Help for Hypochondria
Hypochondria
Millions of people live in constant dread that they either have or will get a terrible disease. I am seeing increasing numbers of people for help with Health Anxiety, otherwise known as hypochondria. It can be a very distressing existence when you are often on the lookout for any pain or sensation that could indicate that you have an undiagnosed illness or disease. Any reassurance that you may be offered by your partner, your GP, the A&E department of your local hospital is likely to be fleeting.
15 Signs that indicate Hypochondria
- When there is a new virus making the news, you become preoccupied with getting it
- You frequently worry about getting cancer or dying
- You Google symptoms at least once a week
- You do a daily scan of your body to detect any new or abnormal symptoms
- Thinking about symptoms can bring on a panic attack or stop you sleeping
- You know many of the symptoms associated with diseases and illnesses
- Even when the doctor gives you a clean bill of health, you worry they’ve missed something
- If you are even just a little under the weather, do you see the doctor just to be on the safe side.
- You get preoccupied with having a major illness, often for weeks at a time
- You are obsessed with medical shows both fictional and real, or likewise, do your utmost to avoid them
- Your health worries interfere with your attendance at work or ability to do your job
- You are afraid that you may die early and imagine the impact your death will have on loved ones
- People tend to comment on you being sick al the time or just don’t seem to care when you say you are feeling unwell.
- You take often take pain killers for random aches and pains you have.

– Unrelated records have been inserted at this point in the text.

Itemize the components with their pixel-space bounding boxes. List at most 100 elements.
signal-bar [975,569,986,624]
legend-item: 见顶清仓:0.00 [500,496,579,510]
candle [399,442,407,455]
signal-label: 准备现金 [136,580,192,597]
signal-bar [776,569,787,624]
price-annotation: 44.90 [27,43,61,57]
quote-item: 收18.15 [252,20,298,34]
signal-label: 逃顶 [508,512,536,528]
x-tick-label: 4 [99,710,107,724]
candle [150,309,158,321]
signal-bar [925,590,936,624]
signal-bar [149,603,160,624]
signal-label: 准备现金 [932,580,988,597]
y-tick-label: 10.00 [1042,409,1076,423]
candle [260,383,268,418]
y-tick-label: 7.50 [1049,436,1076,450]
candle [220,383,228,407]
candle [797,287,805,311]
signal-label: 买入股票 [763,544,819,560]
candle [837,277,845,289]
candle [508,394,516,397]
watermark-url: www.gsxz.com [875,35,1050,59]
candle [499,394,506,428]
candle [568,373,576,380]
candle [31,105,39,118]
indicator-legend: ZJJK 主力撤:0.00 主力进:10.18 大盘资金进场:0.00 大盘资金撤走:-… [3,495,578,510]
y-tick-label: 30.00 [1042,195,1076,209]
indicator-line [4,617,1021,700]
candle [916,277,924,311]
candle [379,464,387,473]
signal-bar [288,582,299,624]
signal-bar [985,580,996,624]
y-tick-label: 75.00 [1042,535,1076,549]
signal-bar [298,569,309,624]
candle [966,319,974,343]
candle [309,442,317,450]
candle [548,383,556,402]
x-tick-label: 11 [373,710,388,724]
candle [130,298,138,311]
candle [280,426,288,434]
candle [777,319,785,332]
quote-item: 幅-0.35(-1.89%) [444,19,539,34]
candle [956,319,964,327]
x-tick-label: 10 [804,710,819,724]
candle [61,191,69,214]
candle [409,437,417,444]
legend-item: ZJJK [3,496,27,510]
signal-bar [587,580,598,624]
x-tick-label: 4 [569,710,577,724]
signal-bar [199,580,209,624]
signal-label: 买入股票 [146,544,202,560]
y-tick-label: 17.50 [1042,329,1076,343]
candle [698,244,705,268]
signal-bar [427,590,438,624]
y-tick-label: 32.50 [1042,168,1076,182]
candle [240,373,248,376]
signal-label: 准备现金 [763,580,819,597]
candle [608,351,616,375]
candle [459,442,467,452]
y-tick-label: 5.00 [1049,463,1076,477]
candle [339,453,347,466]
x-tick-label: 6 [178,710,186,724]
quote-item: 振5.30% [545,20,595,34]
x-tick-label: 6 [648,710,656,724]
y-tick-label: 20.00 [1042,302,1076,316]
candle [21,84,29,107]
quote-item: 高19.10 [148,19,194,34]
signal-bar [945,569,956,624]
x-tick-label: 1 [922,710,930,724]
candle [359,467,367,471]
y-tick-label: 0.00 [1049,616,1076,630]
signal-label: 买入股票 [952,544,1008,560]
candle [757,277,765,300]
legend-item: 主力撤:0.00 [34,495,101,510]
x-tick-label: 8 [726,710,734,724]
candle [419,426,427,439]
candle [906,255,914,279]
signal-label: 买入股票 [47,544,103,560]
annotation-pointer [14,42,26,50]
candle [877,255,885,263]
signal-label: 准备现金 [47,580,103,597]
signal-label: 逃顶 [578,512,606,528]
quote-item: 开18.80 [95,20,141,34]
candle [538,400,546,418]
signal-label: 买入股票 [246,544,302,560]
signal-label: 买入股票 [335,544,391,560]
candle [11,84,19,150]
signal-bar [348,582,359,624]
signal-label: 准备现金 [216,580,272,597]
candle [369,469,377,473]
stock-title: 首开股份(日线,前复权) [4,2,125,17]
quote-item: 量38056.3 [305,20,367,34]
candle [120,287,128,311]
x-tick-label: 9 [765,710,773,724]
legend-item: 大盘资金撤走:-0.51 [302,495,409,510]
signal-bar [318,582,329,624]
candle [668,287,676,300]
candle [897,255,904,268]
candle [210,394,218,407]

- When you have a pain or unusual sensation in your body, you find it hard to focus on anything else
This anxiety is all too easily fueled by the sheer amount of illness/disease information so readily available to us all on the internet. Before the internet, finding this sort of information took more time and more effort to seek out. Now, if you have chest pains or a headache, information about heart attacks and brain tumours can be there at the click of a button! If you do enough clicking around, you can easily find something scary and terminal to diagnose yourself with. The media have named this "cyberchondria" - the escalation of concerns about common symptomology based on review of search results and literature online.
My new web page on help for Health Anxiety can be found HERE.
It explains how the Thrive Programme can effectively treat hypochondria in a way that most other therapies fail to. My current client 'Ian' is half way through completing the Thrive Programme and had previously been through a full course of Cognitive Behavioural Therapy (CBT) for his health anxiety. He found that his symptoms actually INCREASED when he undertook his homework task of writing down in a diary when he had his anxieties. This had the sole effect of drawing even more attention to his bodily sensations, worsening the symptoms! A hugely effective component of The Thrive Programme is an exercise where clients write down their POSITIVE experiences, drawing attention to those instead. This serves to increase their beliefs about what they are capable of doing, and how much control they are able to have over their thinking.
Help for hypochondria
The Thrive programme is completely different from CBT in that it doesn’t just focus upon giving you some isolated insights, tools and techniques to cope with the symptom or anxiety. These approaches are ‘fire-fighting’ – trying to control or reduce the anxiety AFTER we have already created it by our thinking. Often people tire quickly of having to maintain this level of effort into fending of negative thoughts. It is of limited value teaching you any sort of ‘positive thinking’ or CBT techniques unless you understand the component parts of your thinking and beliefs that continue to create the anxiety.
Thrive will provide you with amazing personal insight, allowing you to totally change any limiting belief systems that are adversely affecting your life. You will discover what styles of thinking are causing your hypochondria: Do you catastrophise? Do you obsess and ruminate about things? Do you always anticipate the worst case scenrio in forthcoming situations? It will also demonstrate what a huge part your imagination plays in both causing and resolving problems and symptoms. The Thrive Programme is about Thriving, and overcoming symptoms is just a part of that. It is about creating strong psychological foundations (eg, feeling in control over our mind) so that we are not creating anxiety in the first place.